2. Meerderjarigheid:
Indien de gezaghebber van mening is dat een minderjarige zelfstandig genaturaliseerd moet worden met toepassing van artikel 10 RWN, dient dat in de toelichting op het adviesblad te worden aangegeven.
3. (Bedenkingen tegen) verblijf voor onbepaalde tijd:
Gegevens van de verblijfsvergunning worden niet op het adviesblad genoteerd. Verblijfsrechtelijke gegevens kunnen blijken uit de kopie van het verblijfsdocument in samenhang met de verblijfstitelgegevens in de PIVA en het NAVAS (deze gegevens moeten worden meegezonden met het advies). Indien er bedenkingen bestaan tegen het verblijf voor onbepaalde tijd van verzoeker dient ‘niet akkoord’ te worden aangekruist op het adviesblad en dient een toelichting gegeven te worden.

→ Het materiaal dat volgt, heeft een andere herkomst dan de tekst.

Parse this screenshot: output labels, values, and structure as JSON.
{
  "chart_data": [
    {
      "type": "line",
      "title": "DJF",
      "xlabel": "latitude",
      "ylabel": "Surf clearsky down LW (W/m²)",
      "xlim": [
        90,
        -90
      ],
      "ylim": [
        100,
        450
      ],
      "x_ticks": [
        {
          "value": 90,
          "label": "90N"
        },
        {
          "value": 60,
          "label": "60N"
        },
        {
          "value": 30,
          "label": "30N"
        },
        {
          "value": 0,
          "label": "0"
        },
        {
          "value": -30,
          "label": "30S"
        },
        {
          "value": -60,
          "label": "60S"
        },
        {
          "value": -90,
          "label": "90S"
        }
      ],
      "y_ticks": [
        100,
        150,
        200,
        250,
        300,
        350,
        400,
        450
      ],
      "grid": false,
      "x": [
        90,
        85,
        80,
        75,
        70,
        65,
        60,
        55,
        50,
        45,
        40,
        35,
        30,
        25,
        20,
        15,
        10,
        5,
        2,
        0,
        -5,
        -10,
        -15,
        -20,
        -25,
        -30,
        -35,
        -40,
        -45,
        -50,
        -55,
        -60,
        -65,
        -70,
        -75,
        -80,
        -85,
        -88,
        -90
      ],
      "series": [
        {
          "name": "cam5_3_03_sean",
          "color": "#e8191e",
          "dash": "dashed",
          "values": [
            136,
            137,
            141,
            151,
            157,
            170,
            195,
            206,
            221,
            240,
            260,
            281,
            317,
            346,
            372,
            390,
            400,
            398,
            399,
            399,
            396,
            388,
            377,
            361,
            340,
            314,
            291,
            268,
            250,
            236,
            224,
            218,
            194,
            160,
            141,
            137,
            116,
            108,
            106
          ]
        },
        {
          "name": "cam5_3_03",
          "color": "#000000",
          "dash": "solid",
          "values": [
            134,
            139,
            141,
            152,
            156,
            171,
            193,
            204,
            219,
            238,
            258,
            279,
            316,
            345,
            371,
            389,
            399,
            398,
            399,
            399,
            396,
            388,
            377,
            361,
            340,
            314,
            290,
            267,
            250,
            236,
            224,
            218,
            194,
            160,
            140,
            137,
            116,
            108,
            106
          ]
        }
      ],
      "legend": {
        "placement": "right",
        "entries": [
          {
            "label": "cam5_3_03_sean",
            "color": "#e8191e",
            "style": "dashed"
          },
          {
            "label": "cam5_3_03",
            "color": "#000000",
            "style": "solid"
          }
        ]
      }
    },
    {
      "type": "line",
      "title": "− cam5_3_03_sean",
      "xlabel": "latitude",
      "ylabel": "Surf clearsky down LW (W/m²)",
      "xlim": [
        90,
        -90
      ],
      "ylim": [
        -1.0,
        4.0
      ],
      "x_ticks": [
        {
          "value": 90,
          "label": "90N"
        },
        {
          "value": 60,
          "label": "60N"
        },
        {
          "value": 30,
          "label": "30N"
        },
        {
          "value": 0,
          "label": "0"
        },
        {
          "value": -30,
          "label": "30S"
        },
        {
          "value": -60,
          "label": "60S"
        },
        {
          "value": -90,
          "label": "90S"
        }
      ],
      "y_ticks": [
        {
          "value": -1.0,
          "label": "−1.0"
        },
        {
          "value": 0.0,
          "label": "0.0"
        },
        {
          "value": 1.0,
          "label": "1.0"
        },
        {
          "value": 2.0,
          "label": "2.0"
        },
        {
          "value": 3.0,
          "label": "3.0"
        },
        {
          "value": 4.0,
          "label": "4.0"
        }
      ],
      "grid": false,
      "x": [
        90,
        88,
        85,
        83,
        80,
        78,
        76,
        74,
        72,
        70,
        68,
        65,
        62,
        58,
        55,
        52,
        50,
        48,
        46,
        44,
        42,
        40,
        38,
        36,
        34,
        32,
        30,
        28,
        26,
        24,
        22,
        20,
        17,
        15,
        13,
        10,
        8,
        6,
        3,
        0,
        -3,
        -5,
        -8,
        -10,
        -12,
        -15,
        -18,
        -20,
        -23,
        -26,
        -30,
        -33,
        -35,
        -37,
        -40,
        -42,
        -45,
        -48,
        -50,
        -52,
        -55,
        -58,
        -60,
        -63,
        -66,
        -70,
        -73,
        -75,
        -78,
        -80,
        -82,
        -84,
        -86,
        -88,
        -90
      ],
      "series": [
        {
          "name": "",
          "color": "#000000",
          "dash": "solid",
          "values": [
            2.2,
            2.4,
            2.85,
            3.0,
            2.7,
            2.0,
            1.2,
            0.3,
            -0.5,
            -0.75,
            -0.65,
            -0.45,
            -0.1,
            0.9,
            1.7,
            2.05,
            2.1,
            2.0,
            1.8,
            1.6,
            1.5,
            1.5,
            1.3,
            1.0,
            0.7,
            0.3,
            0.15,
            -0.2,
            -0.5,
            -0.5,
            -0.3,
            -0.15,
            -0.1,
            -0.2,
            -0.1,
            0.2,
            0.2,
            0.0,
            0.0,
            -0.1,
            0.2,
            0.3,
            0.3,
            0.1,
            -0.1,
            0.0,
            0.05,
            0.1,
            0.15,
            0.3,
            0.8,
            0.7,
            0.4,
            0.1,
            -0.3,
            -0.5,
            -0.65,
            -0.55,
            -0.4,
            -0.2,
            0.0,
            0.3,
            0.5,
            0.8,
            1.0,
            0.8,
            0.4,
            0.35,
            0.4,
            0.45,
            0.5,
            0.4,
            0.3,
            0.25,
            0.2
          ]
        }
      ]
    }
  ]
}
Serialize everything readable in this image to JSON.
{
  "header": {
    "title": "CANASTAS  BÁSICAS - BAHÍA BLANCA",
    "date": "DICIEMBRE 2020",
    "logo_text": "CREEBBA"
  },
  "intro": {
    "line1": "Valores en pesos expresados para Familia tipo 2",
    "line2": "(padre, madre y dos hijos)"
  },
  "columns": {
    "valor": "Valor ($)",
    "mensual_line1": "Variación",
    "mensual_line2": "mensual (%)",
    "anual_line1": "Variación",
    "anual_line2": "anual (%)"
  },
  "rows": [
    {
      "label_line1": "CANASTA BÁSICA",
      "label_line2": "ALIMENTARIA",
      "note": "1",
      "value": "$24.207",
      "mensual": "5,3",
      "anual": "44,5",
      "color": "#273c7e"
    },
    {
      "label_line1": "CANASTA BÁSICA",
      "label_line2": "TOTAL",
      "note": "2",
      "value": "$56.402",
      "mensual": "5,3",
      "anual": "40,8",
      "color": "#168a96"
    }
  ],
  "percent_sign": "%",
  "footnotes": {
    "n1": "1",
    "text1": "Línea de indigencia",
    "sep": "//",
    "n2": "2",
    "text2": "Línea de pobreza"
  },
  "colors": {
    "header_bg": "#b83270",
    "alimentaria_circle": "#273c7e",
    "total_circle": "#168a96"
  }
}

4. Termijn van toelating en hoofdverblijf:
Of voldaan wordt aan de vereiste periode van onafgebroken toelating zal de gezaghebber af uit het verblijfsdocument van verzoeker in samenhang met de verblijfstitelgegevens in het NAVAS c.q. de vreemdelingenadministratie. De gezaghebber verzoekt de autoriteit die toegang heeft tot het NAVAS c.q. de vreemdelingenadministratie om afgifte van een bericht omtrent toelating. Bij het bericht omtrent toelating wordt een uittreksel uit het NAVAS (c.q. de vreemdelingenadministratie) gevoegd dat procedurele en inhoudelijke gegevens bevat over de vereiste periode van onafgebroken toelating van verzoeker. Als uit het bericht omtrent toelating en dit uittreksel blijkt dat de voor de vereiste periode sprake is van een ononderbroken periode van toelating door verzoeker kan op het adviesblad ‘akkoord’ worden aangekruist.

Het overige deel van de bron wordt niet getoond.